Richard Skelton – These Charms May Be Sung Over A Wound

Over the years, Richard Skelton has developed a specific sound, but These Charms May Be Sung Over A Wound sees him blaze a new path, turning from the acoustic to follow a range of sine tones, foundations built on thrumming basslines, and meandering waves which have been eroded by varying degrees of distortion and static. Skelton refers to his process as ‘signal degradation…as a means of reflecting the processes of decay and transformation in the natural world’. Although Skelton has departed from acoustic sources, his music is still able to evoke the myths and legends inherent to the British landscape. Murky fields, bent trees, and damp bogs come alive through his music, which concentrates on the rural and the historic over the urban and the modern. 

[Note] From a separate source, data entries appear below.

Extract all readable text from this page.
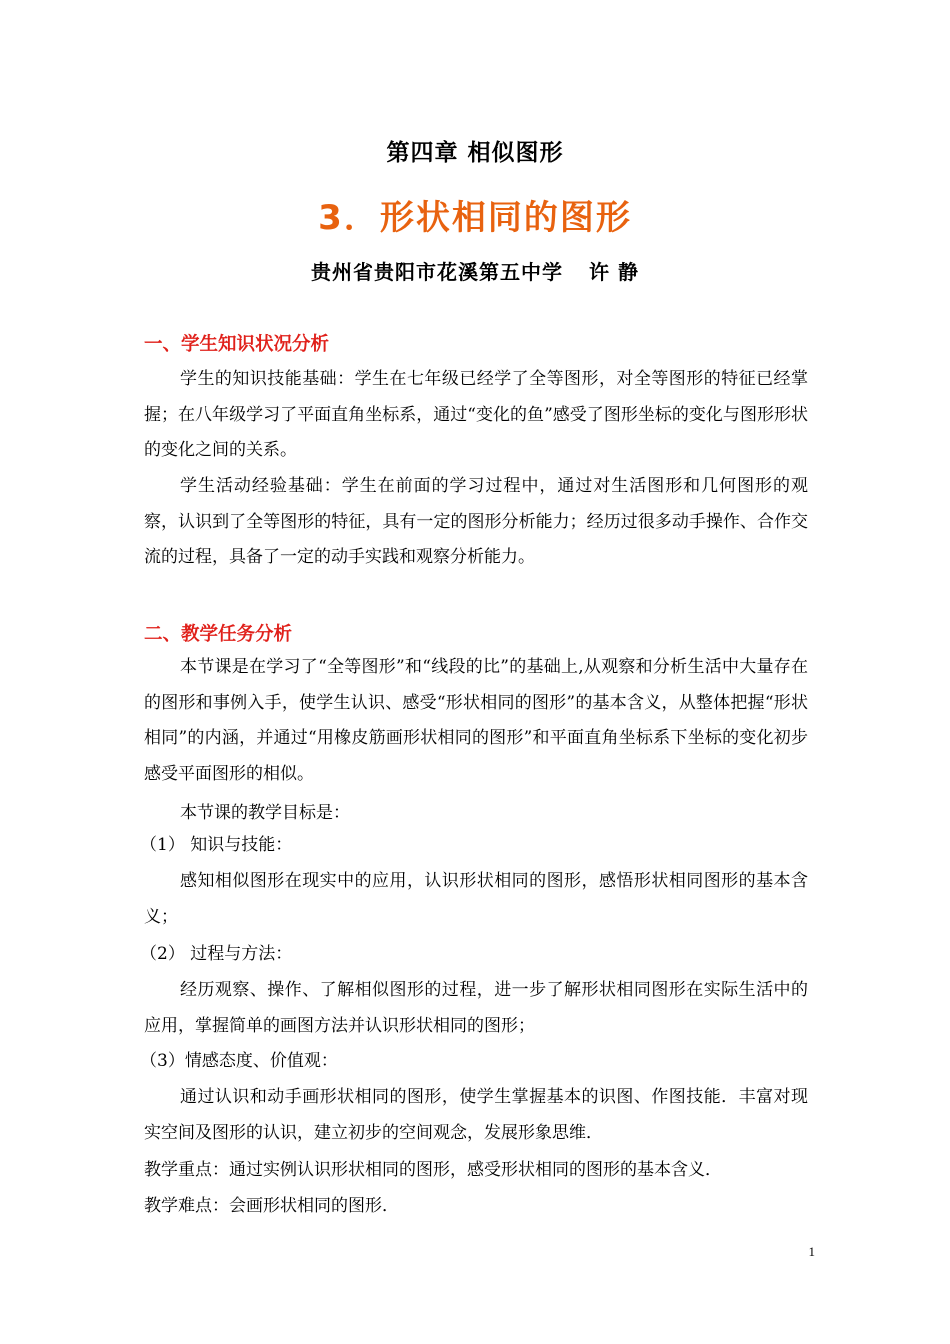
第四章 相似图形
3．形状相同的图形
贵州省贵阳市花溪第五中学 许 静
一、学生知识状况分析
学生的知识技能基础：学生在七年级已经学了全等图形，对全等图形的特征已经掌握；在八年级学习了平面直角坐标系，通过“变化的鱼”感受了图形坐标的变化与图形形状的变化之间的关系。
学生活动经验基础：学生在前面的学习过程中，通过对生活图形和几何图形的观察，认识到了全等图形的特征，具有一定的图形分析能力；经历过很多动手操作、合作交流的过程，具备了一定的动手实践和观察分析能力。
二、教学任务分析
本节课是在学习了“全等图形”和“线段的比”的基础上,从观察和分析生活中大量存在的图形和事例入手，使学生认识、感受“形状相同的图形”的基本含义，从整体把握“形状相同”的内涵，并通过“用橡皮筋画形状相同的图形”和平面直角坐标系下坐标的变化初步感受平面图形的相似。
本节课的教学目标是：
（1） 知识与技能：
感知相似图形在现实中的应用，认识形状相同的图形，感悟形状相同图形的基本含义；
（2） 过程与方法：
经历观察、操作、了解相似图形的过程，进一步了解形状相同图形在实际生活中的应用，掌握简单的画图方法并认识形状相同的图形；
（3）情感态度、价值观：
通过认识和动手画形状相同的图形，使学生掌握基本的识图、作图技能．丰富对现实空间及图形的认识，建立初步的空间观念，发展形象思维．
教学重点：通过实例认识形状相同的图形，感受形状相同的图形的基本含义．
教学难点：会画形状相同的图形．
1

These Charms May Be Sung Over A Wound is an evolution, not an outright rejection of the old. Instead, it’s similar to the turning of the leaves, moving from green to rustic brown. As the leaves change, Skelton’s new record also indicates a seasonal shift, both personally and musically. The British landscape morphs into darker shades – a natural event thanks to a new emphasis on sine tones, which unravel and crawl insidiously into the music. Skelton is more than adept at excavating the past, as acidic distortion eats away at the soil and reveals hidden, long-dormant sounds. History oozes from Skelton’s music: ancient crowns and long-forgotten glories are uncovered amid its fertile earth.

His music lies out in the open, which is fitting as Skelton produced it in rural isolation. And due to the recent lockdown and the ongoing pandemic, isolation is more of a relatable experience than ever before. Tied to the stark and lonely Scottish Borders, Skelton’s music radiates with the sound of its rural beauty and its unforgiving nature. Powerful winds pick up and drive the music, like the sweeping rainfall during inclement weather. Soundwaves pulse in time with the underlying rhythm of the valley, and the location has bled into both the album and track titles, which come from 19th century translations of Anglo-Saxon ‘leechdoms’, which were ancient medicinal remedies, and some of them required the recitation of charms as part of a cure for the ailment.

In a sense, These Charms May Be Sung Over A Wound has appeared at just the right moment, as these meditative sojourns are spells of their own, aiding in the fight against societal erosion, modern anxiety, and increased paranoia, taking away the fear with its repetitious incantations…if only for a spell.